Theresa May vows to tackle 'vile' domestic abuse as long-delayed bill introduced
2 min read

Theresa May has promised to tackle the "vile crimes" of domestic abuse in one of her final acts as Prime Minister.

Mrs May spoke out as the Domestic Abuse Bill is finally introduced to Parliament more than two years after it was first announced.

The new law widens the scope of what counts as domestic abuse, adding moves to control a partner's access to money alongside other "coercive" and "threatening" behaviour to the legal definition of the crime for the first time.

It also sets up a new watchdog for victims, beefs up the powers available to courts to prevent perpetrators from contacting those they have abused, and will see high-risk offenders forced to take mandatory lie detector tests when released from prison.

The bill is being introduced to Parliament just a week before Mrs May leaves Number 10 and is part of her attempts to establish a legacy before quitting frontline politics.

The Prime Minister said: "Domestic abuse can take many forms, from horrific physical violence to coercive behaviour that robs people of their self-esteem, their freedom and their right to feel safe in their own homes, but the immense bravery I’ve seen demonstrated by survivors is consistent throughout.

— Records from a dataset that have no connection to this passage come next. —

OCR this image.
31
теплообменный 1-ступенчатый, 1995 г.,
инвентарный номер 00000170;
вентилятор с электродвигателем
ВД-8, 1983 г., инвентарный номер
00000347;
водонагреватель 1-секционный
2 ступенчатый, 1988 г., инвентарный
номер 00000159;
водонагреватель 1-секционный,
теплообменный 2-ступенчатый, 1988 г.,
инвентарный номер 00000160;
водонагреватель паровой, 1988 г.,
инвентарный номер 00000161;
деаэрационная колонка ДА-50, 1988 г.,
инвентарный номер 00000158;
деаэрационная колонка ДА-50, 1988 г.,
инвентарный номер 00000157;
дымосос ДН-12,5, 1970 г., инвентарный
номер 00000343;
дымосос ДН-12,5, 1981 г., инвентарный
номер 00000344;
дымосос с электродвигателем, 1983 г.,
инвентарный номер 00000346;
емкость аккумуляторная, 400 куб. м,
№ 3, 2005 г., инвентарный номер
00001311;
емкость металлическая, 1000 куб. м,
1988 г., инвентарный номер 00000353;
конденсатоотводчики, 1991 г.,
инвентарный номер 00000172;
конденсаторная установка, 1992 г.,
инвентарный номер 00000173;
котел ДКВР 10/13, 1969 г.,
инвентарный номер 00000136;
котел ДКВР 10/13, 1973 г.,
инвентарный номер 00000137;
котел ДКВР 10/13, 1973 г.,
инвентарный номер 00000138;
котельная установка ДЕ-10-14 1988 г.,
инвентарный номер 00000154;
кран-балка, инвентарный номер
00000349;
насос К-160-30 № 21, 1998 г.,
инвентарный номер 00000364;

"We have a duty not only to bring the perpetrators of these vile crimes to justice, but to support victims as they rebuild their lives."

The move was given a cautious welcome by Sandra Horley, chief executive of the Refuge charity, which has campaigned against the cuts to local authority budgets which have hit women's services.

But she warned: "It is essential that within the Bill there is a duty to provide sustainable funding for life-saving specialist domestic violence services, in particular refuges. 

"Refuges are much more than a roof over a woman and child’s head – they provide emergency support and save lives."

The latest figures from the Office for National Statistics show that an estimated 1.2 million women and some 713,000 men a year are victims of domestic abuse.